Many writers therefore argue that the difficulty in producing the English phonemes by the L2 learners is due to differences in the sound systems of the two languages.

Others believe that the problem may stem from the differences in the distributions of the sounds of the two languages. But I bear to differ, this is not the case of E e and English since there is a great deal of similarity between the vowel systems of the two languages. In as much as it is possible for L2 speakers to learn to perceive new L2 vowels in a native-like manner, it is also possible for adult learners to establish new non-native phonetic categories (Flege, 1995). This interesting debate made me to choose these vowels as the variables for my current investigation. Because I believe that some of the methodologies used in arriving at these results are deficient. Most of these studies depend on auditory analysis which is mainly impressionistic, and also on dialectological approach, which focuses on a small number of speakers in a community.

These results are, therefore subjective, and so lend themselves to various forms of debates. A social stratification of the speakers, coupled with spectrographic analysis of the individual vowels, might produce a more objective result and offer a new perspective into understanding the phonological system of GhE.

33 Chapter Three: Literature Review

3.1. Introduction

This chapter discussed two major issues that specifically helped us to understand the results and consequently drew our conclusions. The chapter is divided into two sections:

empirical and theoretical sections. The first part, the empirical section, involves an evaluation of studies that are related to the topic under investigation. A review of the empirical studies brings to the fore the existing knowledge on the current field of study.
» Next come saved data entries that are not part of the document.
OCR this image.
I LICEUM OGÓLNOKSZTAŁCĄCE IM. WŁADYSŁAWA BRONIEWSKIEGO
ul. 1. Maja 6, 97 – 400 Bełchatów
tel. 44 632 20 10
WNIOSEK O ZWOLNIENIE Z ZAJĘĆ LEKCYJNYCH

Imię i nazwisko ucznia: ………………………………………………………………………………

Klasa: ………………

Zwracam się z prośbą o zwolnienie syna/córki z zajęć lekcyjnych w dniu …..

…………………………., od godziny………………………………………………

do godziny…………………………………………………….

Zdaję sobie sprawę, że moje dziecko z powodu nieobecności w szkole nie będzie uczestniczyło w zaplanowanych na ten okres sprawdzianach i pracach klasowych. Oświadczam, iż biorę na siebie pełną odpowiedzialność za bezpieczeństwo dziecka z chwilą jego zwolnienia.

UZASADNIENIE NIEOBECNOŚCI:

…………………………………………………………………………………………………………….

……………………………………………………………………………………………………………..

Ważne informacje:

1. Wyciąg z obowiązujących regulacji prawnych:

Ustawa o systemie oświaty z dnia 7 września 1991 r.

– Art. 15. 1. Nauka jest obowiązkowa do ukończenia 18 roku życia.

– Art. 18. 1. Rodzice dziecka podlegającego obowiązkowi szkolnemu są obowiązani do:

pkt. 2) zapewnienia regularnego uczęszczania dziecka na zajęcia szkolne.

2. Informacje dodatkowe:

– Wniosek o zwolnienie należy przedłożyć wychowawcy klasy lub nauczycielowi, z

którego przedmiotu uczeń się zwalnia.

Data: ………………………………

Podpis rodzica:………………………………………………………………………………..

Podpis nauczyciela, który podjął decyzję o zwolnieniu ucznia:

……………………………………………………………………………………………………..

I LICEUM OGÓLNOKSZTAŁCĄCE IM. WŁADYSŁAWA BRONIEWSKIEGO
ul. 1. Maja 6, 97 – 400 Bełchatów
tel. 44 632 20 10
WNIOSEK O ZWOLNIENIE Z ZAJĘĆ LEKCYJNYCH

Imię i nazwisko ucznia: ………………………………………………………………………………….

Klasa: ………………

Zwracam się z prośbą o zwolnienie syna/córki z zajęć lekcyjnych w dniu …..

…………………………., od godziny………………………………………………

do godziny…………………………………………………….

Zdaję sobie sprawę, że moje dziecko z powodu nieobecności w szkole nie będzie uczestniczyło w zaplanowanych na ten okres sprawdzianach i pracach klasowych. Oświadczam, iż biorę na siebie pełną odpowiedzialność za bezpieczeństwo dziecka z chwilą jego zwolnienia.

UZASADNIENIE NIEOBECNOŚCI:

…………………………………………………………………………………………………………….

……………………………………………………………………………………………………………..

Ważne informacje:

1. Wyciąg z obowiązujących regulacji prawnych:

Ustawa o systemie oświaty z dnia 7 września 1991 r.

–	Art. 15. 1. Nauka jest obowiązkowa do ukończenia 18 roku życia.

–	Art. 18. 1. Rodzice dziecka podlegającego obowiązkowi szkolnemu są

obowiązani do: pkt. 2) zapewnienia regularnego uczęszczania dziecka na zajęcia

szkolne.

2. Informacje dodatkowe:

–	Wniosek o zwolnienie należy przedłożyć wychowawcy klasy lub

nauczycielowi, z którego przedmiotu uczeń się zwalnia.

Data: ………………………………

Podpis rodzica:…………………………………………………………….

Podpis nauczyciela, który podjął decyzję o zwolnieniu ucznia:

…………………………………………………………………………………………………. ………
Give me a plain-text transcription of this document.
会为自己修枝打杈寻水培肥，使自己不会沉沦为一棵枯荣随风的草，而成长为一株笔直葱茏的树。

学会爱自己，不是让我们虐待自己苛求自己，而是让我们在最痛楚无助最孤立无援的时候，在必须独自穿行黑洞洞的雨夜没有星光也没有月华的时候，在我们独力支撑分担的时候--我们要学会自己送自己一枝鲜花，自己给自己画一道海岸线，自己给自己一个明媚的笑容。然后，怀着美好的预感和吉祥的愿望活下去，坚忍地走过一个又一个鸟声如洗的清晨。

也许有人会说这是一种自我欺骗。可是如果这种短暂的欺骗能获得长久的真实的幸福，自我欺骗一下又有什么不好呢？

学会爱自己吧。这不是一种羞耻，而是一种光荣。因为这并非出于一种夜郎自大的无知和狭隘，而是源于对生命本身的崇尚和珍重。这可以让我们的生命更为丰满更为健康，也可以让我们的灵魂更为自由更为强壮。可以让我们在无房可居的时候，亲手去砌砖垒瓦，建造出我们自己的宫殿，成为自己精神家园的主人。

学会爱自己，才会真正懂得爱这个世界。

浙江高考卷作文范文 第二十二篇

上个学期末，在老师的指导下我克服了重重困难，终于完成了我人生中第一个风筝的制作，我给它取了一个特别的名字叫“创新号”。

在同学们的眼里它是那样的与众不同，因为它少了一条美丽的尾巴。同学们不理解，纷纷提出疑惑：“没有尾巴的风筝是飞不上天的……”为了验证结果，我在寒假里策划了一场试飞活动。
It also relates the current study to the larger on-going dialogue in the literature, filling in gaps in the previous studies. It is, therefore, a discussion of the findings and ideas of some other researchers, authors and professionals within variation studies including social network studies and studies in the field of phonetics and phonology. Though a review of related literature is an evaluation of other research works, this review also included a theoretical review, which forms part of section two. The theoretical review outlines the framework of the study, and how it helps us delineate the work, and its importance in understanding the results and drawing conclusions from the analysis.